The Cubs this season are basically the same team as a year ago. Lester, Darvish, Hendricks, Hamels remain the big four of the rotation. A new coach here, a different lefty off the bench there, but there is a clear endorsement that 2019 will just be a wiser, more consistent 2018 simply by talent finding the success they already had before. Personnel stays, culture shifts.

Hamels can relate to that. A Texas Ranger against the ropes, battling for his future and struggling to find it for the vast majority of 2018. Then with one phone call, one trade to a contender, he found it, and became a different pitcher inside the same body. Scouting and development met talent and history in only the long and patient way that baseball can.

This is the hope of the 2019 team. It all comes together, before the contracts explode the lid off the budget, before the first number in the ages of some key players goes from a 2 to a 3, before the window closes on all of our fingers.

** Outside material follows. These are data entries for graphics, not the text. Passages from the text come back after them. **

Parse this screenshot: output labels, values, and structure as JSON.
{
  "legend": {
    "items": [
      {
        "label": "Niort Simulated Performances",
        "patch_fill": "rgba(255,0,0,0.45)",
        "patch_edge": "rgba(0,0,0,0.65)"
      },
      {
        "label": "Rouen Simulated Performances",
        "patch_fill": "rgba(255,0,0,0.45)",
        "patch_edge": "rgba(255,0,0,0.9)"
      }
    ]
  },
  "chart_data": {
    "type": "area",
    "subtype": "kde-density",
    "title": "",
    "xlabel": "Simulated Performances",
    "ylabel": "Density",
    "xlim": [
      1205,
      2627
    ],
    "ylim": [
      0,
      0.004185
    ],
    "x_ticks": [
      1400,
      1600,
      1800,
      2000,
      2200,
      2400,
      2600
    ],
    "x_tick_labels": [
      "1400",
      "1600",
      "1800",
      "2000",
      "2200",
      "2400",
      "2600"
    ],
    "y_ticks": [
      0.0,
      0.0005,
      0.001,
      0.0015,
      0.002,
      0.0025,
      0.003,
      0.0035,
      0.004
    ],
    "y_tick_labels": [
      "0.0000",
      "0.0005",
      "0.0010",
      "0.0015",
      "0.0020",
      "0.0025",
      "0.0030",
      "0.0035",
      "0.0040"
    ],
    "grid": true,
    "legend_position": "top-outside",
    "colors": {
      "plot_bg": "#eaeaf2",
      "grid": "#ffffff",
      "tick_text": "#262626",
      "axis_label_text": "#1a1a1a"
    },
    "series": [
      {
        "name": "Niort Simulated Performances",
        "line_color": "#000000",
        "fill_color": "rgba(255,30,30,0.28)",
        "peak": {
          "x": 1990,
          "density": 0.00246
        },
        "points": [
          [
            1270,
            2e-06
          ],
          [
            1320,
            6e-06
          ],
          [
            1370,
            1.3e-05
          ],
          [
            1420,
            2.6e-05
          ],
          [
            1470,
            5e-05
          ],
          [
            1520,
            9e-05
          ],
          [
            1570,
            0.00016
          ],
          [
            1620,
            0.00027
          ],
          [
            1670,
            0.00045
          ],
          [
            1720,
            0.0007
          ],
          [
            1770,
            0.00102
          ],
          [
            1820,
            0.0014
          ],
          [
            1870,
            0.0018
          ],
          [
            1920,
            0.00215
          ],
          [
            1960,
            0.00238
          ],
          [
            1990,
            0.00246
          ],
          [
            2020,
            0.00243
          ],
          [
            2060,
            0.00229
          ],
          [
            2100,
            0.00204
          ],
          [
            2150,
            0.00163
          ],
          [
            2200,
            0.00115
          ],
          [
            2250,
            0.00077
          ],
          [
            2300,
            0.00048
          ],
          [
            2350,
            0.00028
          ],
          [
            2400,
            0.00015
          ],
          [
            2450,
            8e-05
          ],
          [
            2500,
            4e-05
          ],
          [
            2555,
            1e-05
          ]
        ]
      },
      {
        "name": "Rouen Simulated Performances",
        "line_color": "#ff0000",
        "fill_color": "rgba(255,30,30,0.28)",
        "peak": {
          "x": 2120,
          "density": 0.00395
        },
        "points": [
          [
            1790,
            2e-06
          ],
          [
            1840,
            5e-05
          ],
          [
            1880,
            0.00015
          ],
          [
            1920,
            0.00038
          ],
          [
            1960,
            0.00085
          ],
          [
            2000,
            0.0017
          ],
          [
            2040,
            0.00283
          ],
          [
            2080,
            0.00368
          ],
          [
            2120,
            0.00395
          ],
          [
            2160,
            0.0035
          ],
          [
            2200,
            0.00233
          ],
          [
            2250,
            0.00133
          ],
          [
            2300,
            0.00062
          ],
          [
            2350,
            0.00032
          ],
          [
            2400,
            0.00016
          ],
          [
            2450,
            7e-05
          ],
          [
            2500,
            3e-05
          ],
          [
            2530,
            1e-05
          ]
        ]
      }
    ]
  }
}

If spring training is any measure, we saw Contreras re-focus, we saw Bote remind us that he can be a weapon, we saw Victor Caratini continue to do the little things to be a big back-up catcher, and we saw the near future come to life in Nico Hoerner’s performance, planting a seed in a garden that will be fruitful for years to come. 

This is opening day. The beginning but also the culmination of years of development, scouting, timing, good health, hopes, dreams, adjustments. 

It may start with a bang like it did off Ian Happ’s bat last year, or it may begin more quietly, but either way there is no turning back - only turning forward, even with the past hitching a ride. The question remains, will 2016 be riding with them?